Only three more days until my wedding day and I’m feeling a mix of emotions. Excitement, anticipation, and nervousness are bouncing around in my head, dancing on every crevice of my brain. Underlying those feelings is a sense of serenity, a calmness which I attribute to my absolute certainty with this choice. It’s an interesting juxtaposition going on within me. My internal feelings aside, the central idea for today’s posting is what’s going on outside of me.
On Monday I wrote about what’s going on in Marriage Today; check it out if you haven’t already. Today I’m writing about Native Americans and Marriage.
From my own family I have several models of marriage – great grandparents, grandparents, aunts, uncles, and cousins have all taken the vow at one time. My mother and father, although not with one another, have also been married. Every marriage is different, no two couples are exactly alike, but what my family marriages overwhelmingly have in common is that they married other Natives.

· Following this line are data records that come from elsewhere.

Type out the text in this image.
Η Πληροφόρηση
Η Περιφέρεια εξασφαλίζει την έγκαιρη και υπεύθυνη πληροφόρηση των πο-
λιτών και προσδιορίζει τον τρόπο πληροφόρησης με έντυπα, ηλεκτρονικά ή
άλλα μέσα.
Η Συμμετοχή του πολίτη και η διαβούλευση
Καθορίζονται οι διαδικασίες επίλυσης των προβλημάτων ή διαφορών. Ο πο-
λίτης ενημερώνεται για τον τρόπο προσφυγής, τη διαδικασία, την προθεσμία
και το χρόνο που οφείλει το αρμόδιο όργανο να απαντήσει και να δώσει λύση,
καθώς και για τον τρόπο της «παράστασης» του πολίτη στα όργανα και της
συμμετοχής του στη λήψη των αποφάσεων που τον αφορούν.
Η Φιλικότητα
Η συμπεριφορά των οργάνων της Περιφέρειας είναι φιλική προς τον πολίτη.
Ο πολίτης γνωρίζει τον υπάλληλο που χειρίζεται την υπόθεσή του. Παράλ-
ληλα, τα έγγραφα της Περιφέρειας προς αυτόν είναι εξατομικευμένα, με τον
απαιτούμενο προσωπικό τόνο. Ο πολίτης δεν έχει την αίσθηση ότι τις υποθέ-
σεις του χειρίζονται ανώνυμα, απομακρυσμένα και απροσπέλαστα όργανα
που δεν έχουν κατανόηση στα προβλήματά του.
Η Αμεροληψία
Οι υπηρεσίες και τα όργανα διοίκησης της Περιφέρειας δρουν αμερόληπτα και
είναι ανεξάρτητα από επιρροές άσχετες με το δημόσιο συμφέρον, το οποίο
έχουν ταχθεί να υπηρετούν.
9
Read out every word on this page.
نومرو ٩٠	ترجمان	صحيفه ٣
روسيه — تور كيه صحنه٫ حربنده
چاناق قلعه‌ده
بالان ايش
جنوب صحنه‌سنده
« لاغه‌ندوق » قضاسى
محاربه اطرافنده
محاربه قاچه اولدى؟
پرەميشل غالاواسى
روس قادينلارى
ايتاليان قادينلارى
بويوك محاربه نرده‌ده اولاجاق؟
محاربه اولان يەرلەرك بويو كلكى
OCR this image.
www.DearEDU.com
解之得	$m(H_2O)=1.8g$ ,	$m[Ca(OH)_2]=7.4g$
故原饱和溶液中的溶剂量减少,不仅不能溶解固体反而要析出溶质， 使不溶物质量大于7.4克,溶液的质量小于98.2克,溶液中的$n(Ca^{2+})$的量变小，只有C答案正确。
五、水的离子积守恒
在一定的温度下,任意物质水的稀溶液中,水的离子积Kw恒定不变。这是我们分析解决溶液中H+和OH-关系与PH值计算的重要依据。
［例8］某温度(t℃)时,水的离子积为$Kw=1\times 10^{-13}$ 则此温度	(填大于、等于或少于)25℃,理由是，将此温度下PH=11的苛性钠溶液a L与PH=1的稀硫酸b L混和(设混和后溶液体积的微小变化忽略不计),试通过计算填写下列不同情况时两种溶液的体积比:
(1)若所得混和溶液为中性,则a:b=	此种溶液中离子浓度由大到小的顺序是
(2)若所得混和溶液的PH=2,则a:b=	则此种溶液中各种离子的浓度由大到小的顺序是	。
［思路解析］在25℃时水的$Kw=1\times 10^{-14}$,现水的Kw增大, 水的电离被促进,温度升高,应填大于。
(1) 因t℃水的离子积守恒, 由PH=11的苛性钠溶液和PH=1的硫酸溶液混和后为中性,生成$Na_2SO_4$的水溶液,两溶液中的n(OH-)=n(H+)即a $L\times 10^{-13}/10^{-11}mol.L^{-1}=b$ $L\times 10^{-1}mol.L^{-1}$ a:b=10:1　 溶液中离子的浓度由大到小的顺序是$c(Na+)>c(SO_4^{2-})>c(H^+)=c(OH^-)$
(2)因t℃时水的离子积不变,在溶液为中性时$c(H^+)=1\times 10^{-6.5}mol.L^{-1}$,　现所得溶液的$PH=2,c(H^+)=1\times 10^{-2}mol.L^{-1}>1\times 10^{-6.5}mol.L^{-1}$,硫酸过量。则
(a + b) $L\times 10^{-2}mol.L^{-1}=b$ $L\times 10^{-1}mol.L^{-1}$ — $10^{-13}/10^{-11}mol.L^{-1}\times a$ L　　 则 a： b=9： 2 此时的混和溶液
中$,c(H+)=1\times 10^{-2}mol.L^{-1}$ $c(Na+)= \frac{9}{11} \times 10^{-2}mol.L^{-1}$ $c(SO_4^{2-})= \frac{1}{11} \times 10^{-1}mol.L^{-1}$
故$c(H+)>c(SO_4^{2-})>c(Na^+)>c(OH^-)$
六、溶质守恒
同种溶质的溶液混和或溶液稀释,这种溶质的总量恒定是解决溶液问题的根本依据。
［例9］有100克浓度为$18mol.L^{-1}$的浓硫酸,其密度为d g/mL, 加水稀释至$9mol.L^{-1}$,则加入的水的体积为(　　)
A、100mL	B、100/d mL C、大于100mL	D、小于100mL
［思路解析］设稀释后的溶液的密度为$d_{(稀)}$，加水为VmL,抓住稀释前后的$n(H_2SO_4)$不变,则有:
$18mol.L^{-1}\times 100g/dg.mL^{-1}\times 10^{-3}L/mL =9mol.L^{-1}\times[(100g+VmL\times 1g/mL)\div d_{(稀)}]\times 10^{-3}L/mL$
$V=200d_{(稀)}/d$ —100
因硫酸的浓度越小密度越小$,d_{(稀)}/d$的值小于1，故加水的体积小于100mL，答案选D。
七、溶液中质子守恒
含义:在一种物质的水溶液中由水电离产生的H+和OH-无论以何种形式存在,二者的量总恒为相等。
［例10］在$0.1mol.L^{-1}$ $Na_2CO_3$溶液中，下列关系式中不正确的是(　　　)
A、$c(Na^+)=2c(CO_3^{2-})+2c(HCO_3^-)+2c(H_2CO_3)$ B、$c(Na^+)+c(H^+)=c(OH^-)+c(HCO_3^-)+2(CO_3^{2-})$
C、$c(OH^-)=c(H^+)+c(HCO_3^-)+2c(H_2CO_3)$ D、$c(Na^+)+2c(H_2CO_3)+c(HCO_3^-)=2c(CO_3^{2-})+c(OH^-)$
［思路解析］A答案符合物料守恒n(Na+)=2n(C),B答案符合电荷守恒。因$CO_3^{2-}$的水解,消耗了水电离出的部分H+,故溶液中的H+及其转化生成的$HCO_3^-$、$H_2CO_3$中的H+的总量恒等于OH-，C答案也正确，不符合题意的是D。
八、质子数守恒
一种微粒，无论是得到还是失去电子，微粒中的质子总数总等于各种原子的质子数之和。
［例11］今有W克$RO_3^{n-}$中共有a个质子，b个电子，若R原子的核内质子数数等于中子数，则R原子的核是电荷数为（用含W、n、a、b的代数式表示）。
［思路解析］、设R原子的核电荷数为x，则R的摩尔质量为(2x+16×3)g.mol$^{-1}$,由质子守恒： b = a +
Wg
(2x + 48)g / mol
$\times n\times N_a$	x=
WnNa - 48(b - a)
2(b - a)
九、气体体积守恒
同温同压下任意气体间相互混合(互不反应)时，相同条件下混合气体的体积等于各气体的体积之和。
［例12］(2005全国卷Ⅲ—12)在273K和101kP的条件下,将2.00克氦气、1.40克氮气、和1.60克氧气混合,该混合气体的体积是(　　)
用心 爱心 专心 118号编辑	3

When I was younger, in high school in particular, there was pressure put on me from my mother and step-father to marry a Native woman. I recall countless sit-down sessions after dinner that would involve the two of them praising the virtues of such a marriage and enumerating the negative possibilities of marrying a woman who was non-Native. I believe my parents’ hearts were in the right place, they lived long enough to see the results of such pairings and did not want that for their children. However, as an adult now, I do believe their method of passing that knowledge along was flawed.
I cannot pretend to know what my own child will do when it comes to choosing a significant other. Life is fraught with too many unknown variables to predict what attributes a child will seek in a partner when they’re an adult. What I believe best sets a child up for a healthy relationship is for them to see it modeled in their own home. Love, laughter, disagreements, resolutions, compromises, and communication – there’s no one better to demonstrate that than parents! Sit-downs, while having their place, were not paramount to presenting the model of marriage.
I do envision my child being in a committed, lifelong, and loving relationship, but I cannot see whether the color of that person’s skin is white, black, or brown. Faith, traditions, and culture are the pillars that I see a healthy and whole home being built upon. For me, as a soon-to-be husband, I’ve kept that in my heart as the most important thing in my relationship. I’m blessed to be marrying a woman who shares those same core values as I. By holding these things important, we were able to find one another – Native man and Native woman.
I love my parents, and I thank them for giving me examples of what to do and what not to do in life and in marriage. I seek to do the same during my marriage for my son, and for any future children.
Who are your marriage models? What did you learn, good or bad, from their relationships?